Key me miró con una expresión que hacía pensar que posiblemente ella lo supiera ya.

—Creo que a lo mejor tenemos la respuesta delante de las narices —dijo, hablando por primera vez.

Todos nos volvimos para mirarla, sentada junto al piano.

—O, por lo menos, está cociendo nuestra cena —añadió con una sonrisa—. Puede que no sepa mucho de ajedrez, pero sí que sé bastante de calorías.

—¿Calorías? —dijo Lily con asombro—. ¿Como las que se comen?

—Las calorías no existen —señalé.

Creía que sabía adónde quería llegar Key con todo eso.

—Bueno, lo siento, pero tengo que disentir —dijo Lily, dándose unos golpecitos en la cintura—. Yo hice buen acopio de esas «cosas» inexistentes en mi época.

—Me temo que no lo entiendo —terció Vartan—. Estábamos hablando de un juego de ajedrez peligroso, en el que asesinan a gente. ¿Ahora charlamos de comida?

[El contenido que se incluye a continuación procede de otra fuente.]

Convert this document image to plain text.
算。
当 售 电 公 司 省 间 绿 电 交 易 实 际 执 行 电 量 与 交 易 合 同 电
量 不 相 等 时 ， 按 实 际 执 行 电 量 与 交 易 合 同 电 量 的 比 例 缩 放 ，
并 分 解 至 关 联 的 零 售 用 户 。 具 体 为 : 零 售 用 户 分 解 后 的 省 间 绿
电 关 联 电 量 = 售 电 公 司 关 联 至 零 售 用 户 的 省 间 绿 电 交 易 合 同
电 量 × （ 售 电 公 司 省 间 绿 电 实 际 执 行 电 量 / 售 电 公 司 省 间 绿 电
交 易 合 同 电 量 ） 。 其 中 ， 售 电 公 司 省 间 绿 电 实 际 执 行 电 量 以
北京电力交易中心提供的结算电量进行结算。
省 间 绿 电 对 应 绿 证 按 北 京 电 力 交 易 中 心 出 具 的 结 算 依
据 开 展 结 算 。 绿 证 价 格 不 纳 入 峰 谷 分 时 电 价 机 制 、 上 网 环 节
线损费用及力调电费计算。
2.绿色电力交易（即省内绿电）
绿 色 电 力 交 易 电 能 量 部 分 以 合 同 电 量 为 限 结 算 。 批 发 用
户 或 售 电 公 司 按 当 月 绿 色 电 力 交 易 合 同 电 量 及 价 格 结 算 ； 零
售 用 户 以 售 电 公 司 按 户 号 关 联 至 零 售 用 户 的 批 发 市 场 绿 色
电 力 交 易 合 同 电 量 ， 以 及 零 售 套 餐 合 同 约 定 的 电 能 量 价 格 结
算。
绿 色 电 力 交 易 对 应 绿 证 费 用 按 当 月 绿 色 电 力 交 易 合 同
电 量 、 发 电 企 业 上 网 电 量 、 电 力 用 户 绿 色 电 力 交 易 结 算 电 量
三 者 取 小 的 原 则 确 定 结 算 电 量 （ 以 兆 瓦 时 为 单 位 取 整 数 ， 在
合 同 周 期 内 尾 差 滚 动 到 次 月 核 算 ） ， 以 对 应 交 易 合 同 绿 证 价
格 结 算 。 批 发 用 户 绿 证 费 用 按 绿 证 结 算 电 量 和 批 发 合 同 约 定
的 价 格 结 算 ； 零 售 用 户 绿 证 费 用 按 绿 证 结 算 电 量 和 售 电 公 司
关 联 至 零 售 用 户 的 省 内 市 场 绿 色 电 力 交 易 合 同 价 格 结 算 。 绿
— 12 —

—Una caloría no es comida —dije—. Es una unidad de medida térmica. Y creo que aquí Key puede haber resuelto un problema importante. Mi madre sabe que Nokomis Key es la única amiga que tengo en el valle y que, si alguna vez tuviera un problema, ella sería la primera y la única a quien acudiría para que me ayudara a solucionarlo. A eso se dedica Key, a medir calorías. Vuela a regiones remotas y estudia las propiedades térmicas de absolutamente todo, desde geiseres hasta volcanes. Creo que Key tiene razón. Por eso mi madre ha encendido este fuego: como una pista enorme, cebada y llena de calorías.

—¿Cómo dices? —preguntó Lily. Con aspecto de estar más que agotada, se acercó a Key y la hizo a un lado—. Necesito aposentarme un momento sobre unas cuantas de mis propiedades térmicas. ¿De qué narices estáis hablando?

Vartan también parecía perdido.

—Digo que mi madre está debajo de ese leño… O, al menos, lo estaba —anuncié—. Debió de mandar colocar aquí el árbol hace meses sobre algún mecanismo desmontable que le permitiera, cuando estuviera lista, poder salir por la galería de piedra que hay bajo el suelo y encender el fuego desde allí. Me parece que ese conducto desemboca en una cueva que hay colina abajo.